Athelstan answered 15/7, 2021 at 10:18 Comment(2)
Is there any solution/workaround to this?Hypocaust
A workaround is to proxy the cross-site API/server you are interacting with into your own site (i.e. have your server proxy /api/* requests to the other server). Or if you control the other server, you can host it under a subdomain or adjacent domain to your site, and Safari will then consider it to be "same site".Blackmon
M
2

I tried disabling "Prevent cross-site tracking" option in MAC OS (i.e., Settings > Safari > Privacy & Security > Prevent Cross-Site Tracking - disabled) and iframe started to work. I know this is not a fix but might be a quick workaround for a short time.

Matthew answered 2/9, 2021 at 6:35 Comment(1)
Please add further details to expand on your answer, such as working code or documentation citations.Apophthegm
B
2

As mentioned by several answers already, this appears to be an indended behaviour introduced in Safari wherein it deviates from the web spec implemented by other browsers.

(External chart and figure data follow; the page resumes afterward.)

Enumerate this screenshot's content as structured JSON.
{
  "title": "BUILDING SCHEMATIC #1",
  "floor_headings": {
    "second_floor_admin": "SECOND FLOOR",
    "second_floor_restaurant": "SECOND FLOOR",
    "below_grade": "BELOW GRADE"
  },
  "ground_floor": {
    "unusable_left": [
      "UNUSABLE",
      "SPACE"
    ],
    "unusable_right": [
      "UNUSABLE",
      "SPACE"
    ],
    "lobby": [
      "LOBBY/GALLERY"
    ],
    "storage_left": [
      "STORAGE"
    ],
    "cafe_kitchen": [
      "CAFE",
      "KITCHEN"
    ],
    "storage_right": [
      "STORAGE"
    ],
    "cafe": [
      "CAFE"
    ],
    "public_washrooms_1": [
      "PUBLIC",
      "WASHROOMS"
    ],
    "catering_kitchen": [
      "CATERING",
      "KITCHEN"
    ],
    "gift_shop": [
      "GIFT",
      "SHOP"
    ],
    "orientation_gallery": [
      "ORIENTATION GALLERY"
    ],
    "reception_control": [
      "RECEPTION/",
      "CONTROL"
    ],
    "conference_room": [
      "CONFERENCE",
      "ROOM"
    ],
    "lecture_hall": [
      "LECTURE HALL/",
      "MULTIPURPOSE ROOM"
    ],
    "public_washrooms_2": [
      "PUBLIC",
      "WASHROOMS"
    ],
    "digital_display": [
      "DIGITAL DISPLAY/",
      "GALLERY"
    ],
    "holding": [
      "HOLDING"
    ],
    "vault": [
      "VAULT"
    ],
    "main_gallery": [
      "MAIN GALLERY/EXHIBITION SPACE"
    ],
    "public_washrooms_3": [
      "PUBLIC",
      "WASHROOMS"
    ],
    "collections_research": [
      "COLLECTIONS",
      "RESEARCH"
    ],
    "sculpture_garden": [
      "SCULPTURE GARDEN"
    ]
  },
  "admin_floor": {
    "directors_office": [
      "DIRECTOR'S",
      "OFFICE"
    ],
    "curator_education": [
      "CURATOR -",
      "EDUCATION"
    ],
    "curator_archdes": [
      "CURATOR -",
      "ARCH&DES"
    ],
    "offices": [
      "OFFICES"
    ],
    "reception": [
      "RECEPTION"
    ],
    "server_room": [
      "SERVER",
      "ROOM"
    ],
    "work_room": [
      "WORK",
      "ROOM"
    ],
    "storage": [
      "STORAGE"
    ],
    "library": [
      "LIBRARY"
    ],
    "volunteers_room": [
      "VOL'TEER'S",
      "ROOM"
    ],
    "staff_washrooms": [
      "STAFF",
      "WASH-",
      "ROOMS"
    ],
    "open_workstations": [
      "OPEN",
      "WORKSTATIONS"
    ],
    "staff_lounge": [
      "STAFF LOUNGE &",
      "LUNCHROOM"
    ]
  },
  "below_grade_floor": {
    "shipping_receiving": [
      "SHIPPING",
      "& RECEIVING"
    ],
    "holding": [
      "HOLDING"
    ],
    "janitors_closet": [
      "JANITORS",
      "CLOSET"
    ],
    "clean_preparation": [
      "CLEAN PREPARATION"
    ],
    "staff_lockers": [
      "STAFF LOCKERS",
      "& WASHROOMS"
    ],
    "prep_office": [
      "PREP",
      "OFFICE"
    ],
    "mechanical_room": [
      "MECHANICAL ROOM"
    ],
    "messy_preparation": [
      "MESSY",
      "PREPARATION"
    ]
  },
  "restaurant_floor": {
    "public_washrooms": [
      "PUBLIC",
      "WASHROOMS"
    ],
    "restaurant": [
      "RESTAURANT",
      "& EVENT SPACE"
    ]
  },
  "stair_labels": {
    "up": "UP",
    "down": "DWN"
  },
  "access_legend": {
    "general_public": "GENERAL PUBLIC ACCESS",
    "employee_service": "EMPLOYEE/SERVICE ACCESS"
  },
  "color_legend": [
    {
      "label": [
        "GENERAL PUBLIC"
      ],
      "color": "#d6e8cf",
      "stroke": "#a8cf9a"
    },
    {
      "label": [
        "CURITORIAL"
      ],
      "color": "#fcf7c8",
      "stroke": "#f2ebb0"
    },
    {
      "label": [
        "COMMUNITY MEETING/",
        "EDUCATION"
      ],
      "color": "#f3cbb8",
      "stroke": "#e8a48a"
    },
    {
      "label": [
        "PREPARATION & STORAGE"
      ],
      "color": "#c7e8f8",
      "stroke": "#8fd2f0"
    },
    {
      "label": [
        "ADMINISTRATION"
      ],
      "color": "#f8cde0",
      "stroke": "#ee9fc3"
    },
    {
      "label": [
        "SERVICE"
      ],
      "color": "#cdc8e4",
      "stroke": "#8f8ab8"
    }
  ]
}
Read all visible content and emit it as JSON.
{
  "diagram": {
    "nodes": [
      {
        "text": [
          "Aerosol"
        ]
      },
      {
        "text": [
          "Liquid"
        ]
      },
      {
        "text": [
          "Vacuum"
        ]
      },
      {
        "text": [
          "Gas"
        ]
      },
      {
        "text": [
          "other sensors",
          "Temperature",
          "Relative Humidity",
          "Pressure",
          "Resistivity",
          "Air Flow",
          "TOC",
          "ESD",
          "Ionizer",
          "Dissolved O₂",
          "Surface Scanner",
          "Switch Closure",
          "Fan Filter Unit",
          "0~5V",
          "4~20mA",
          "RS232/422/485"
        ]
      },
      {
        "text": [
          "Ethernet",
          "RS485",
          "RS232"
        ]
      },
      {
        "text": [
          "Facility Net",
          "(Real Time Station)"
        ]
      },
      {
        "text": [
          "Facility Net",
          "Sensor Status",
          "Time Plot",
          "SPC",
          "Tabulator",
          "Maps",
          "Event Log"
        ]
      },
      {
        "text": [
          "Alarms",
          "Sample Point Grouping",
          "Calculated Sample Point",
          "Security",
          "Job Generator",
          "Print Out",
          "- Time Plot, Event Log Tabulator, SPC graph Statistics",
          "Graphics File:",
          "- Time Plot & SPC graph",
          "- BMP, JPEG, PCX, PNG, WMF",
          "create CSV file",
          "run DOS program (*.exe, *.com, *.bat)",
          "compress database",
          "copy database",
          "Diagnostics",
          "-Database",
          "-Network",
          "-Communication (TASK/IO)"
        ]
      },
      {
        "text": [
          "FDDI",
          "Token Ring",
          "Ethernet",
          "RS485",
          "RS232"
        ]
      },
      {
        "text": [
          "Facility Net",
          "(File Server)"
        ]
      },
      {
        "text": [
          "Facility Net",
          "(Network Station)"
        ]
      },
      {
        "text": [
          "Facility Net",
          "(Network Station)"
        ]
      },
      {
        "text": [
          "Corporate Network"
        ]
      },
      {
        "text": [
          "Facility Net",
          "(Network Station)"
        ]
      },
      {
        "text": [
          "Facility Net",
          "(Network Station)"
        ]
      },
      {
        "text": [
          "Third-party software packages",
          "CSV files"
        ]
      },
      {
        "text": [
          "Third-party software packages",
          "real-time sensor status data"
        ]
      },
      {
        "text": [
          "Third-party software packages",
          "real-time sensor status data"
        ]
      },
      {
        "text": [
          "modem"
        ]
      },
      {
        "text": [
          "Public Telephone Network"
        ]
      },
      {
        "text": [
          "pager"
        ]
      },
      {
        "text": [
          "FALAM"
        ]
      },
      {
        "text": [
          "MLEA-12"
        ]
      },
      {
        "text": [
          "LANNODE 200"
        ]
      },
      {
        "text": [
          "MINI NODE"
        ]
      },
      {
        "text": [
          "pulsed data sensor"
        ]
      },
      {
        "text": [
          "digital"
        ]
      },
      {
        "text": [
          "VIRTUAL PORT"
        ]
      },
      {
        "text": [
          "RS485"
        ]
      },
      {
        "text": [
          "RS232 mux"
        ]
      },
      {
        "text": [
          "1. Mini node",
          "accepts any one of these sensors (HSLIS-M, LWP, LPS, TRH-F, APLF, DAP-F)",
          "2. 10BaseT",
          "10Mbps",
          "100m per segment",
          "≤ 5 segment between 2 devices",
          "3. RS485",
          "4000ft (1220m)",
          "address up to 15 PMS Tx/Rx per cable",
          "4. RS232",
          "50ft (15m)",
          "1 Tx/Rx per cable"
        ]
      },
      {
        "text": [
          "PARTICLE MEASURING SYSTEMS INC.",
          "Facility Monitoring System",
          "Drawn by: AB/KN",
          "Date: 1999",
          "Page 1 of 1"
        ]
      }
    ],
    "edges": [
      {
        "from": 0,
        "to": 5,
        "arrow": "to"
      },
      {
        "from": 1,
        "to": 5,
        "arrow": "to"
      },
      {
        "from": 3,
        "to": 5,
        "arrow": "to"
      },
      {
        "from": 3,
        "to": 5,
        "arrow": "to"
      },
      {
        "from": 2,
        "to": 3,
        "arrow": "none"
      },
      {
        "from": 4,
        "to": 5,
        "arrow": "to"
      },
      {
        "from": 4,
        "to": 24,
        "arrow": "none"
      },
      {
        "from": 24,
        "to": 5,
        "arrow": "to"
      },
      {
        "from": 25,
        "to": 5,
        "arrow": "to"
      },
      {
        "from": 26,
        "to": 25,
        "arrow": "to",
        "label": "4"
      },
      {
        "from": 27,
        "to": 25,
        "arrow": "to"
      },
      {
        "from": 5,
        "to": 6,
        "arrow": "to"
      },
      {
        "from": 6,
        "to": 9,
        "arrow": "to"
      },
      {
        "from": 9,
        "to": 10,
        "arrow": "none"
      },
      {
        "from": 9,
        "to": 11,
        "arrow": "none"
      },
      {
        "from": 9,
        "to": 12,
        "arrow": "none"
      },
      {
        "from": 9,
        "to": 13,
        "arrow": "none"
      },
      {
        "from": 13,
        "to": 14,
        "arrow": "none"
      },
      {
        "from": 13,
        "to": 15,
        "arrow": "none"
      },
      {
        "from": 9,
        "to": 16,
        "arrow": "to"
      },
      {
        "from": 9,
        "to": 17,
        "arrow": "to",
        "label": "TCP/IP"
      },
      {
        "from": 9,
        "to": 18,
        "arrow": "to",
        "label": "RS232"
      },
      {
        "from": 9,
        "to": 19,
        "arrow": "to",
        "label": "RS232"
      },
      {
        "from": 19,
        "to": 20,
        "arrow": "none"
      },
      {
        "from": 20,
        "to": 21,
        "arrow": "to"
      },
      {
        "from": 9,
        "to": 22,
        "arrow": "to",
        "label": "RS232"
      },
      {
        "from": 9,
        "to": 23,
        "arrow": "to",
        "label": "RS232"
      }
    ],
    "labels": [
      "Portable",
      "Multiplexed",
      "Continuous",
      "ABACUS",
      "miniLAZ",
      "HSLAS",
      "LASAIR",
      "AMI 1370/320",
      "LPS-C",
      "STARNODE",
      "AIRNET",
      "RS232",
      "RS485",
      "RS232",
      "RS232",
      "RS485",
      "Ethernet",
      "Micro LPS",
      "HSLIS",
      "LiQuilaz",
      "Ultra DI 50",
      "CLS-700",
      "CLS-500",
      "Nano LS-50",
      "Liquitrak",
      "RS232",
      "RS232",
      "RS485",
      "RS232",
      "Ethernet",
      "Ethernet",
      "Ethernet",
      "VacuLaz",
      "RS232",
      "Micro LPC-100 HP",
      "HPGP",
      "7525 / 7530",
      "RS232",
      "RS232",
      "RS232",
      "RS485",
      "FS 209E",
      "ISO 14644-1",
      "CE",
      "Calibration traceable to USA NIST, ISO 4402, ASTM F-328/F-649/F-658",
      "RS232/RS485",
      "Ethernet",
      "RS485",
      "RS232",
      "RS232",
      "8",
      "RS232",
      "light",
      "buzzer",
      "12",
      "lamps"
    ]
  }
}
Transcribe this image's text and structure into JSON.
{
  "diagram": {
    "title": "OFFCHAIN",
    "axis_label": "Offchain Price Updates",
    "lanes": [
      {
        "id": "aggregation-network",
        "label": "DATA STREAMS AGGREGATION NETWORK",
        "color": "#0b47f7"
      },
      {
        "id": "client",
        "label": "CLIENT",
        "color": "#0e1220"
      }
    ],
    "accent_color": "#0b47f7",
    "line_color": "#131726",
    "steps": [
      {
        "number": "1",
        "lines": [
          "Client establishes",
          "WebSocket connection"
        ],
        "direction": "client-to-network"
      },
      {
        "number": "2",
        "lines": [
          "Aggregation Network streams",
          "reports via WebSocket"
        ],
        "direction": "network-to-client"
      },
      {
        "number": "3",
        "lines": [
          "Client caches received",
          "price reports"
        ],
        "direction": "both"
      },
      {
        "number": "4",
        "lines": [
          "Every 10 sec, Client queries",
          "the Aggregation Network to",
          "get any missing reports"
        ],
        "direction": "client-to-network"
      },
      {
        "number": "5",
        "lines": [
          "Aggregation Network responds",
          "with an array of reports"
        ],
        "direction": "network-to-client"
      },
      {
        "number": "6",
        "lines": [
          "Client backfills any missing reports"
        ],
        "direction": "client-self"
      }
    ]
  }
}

The "Prevent cross-site tracking" setting, which is enabled by default, causes all cross-site cookies to be rejected, regardless of SameSite=None; Secure, which other browsers would otherwise accept.

Workarounds:

  • If you control the cross site API, you can host it on a subdomain or sibling domain to your site. It appears that so long as your site and the API have a common parent domain, Safari will treat it as "same site" and allow the cookie. I don't have documentation to support this, but I tested on Safari 17.
  • Have your site's server proxy the cross site API (e.g. proxy /api/* requests to the other server) thusly making the API requests "same site". How you do this depends on the solution you use to host your site.
Blackmon answered 19/10, 2023 at 0:9 Comment(0)
O
1

I have been struggling with figuring out cookies since first starting work on our website. I finally figured them out though. On our server we use firebase sessions in an express app where they are initialized like so:

app.use(
    session({
        name: "myCookie",
        store: new FirestoreStore({ dataset: firestore }),
        secret: process.env.SESSION_SECRET as string,
        resave: false,
        proxy: true,
        cookie: {
            maxAge: 1000 * 60 * 60 * 24 * 365 * 10,
            httpOnly: true,
            secure: process.env.PROD == "true",
            sameSite: 'lax',
            domain: "mydomain.com"
        },
        saveUninitialized: false,

    })
)

The settings for the cookie did not matter for our iOS application, but for our website we had several hurdles. To get it to work on the desktop website browsers and android we had to set the cookie to secure and httpOnly. However, for iOS mobile browsers the cookie was failing to set. The issue was because mobile browsers on iOS only use first-party cookies. I had to add a CNAME for our API server which was a subdomain of our website and direct API calls to that CNAME. Then, in our API had to specify the domain for the cookie (which you must do explicitly for sub domains to be allowed in the cookie). This resolved it.

Octosyllable answered 3/5, 2023 at 20:33 Comment(0)
L
0

For applications coded in Ruby (specifically, Rails, Sinatra, or anything atop Rack), the RailsSameSiteCookie gem solves this and related issues quite nicely. The code reads like a near translation of the pseudocode in the Chromium discussion without the brittle regex's.